Another major focus in the current financial year is a specific Eutypa Dieback Project jointly funded through Wine Australia’s Regional Program and the Clare Region Winegrape Growers Association.

Eutypa dieback is the major disease problem in the Clare Valley, with estimates of as much as 30 per cent infection in many vineyards, leading to significant reductions in profitability.

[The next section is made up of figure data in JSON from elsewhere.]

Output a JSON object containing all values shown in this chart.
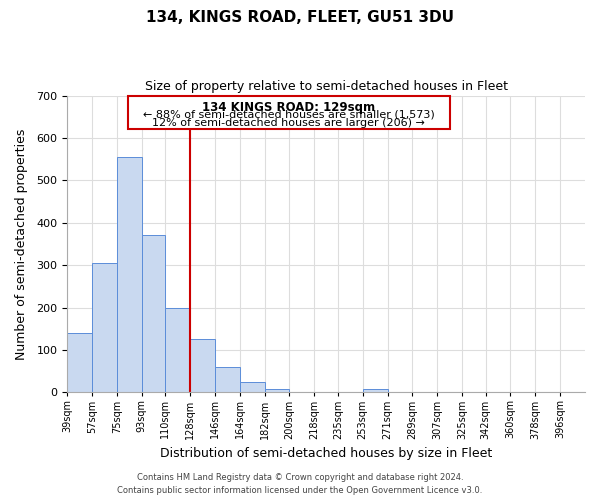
{
  "title": "134, KINGS ROAD, FLEET, GU51 3DU",
  "subtitle": "Size of property relative to semi-detached houses in Fleet",
  "xlabel": "Distribution of semi-detached houses by size in Fleet",
  "ylabel": "Number of semi-detached properties",
  "bar_left_edges": [
    39,
    57,
    75,
    93,
    110,
    128,
    146,
    164,
    182,
    200,
    218,
    235,
    253,
    271,
    289,
    307,
    325,
    342,
    360,
    378
  ],
  "bar_heights": [
    140,
    305,
    555,
    370,
    200,
    125,
    60,
    25,
    8,
    0,
    0,
    0,
    8,
    0,
    0,
    0,
    0,
    0,
    0,
    0
  ],
  "bar_widths": [
    18,
    18,
    18,
    17,
    18,
    18,
    18,
    18,
    18,
    18,
    17,
    18,
    18,
    18,
    18,
    18,
    17,
    18,
    18,
    18
  ],
  "bar_color": "#c9d9f0",
  "bar_edge_color": "#5b8dd9",
  "tick_labels": [
    "39sqm",
    "57sqm",
    "75sqm",
    "93sqm",
    "110sqm",
    "128sqm",
    "146sqm",
    "164sqm",
    "182sqm",
    "200sqm",
    "218sqm",
    "235sqm",
    "253sqm",
    "271sqm",
    "289sqm",
    "307sqm",
    "325sqm",
    "342sqm",
    "360sqm",
    "378sqm",
    "396sqm"
  ],
  "tick_positions": [
    39,
    57,
    75,
    93,
    110,
    128,
    146,
    164,
    182,
    200,
    218,
    235,
    253,
    271,
    289,
    307,
    325,
    342,
    360,
    378,
    396
  ],
  "ylim": [
    0,
    700
  ],
  "yticks": [
    0,
    100,
    200,
    300,
    400,
    500,
    600,
    700
  ],
  "vline_x": 128,
  "vline_color": "#cc0000",
  "annotation_title": "134 KINGS ROAD: 129sqm",
  "annotation_line1": "← 88% of semi-detached houses are smaller (1,573)",
  "annotation_line2": "12% of semi-detached houses are larger (206) →",
  "footer_line1": "Contains HM Land Registry data © Crown copyright and database right 2024.",
  "footer_line2": "Contains public sector information licensed under the Open Government Licence v3.0.",
  "background_color": "#ffffff",
  "grid_color": "#dddddd"
}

The new project, which is led by Dr Mark Sosnowski from the South Australian Research and Development Institute (SARDI), will have three deliverables for growers in the Clare and Barossa regions:

  • a resource kit, including fact sheets and a short video, extending the latest information from SARDI research combined with local knowledge and management tips regarding prevention practices and treatment of the disease
  • a workshop in May next year to present the resource kit, discuss vineyard assessment and summarise the latest research and issues surrounding the adoption of various prevention and control strategies, and
  • a vineyard assessment program that will supply grapegrowers with knowledge from current research and development to recognise disease symptoms in the field.

This field assessment will allow grapegrowers to apply appropriate decisions regarding Eutypa management, particularly with respect to vine age and grape variety.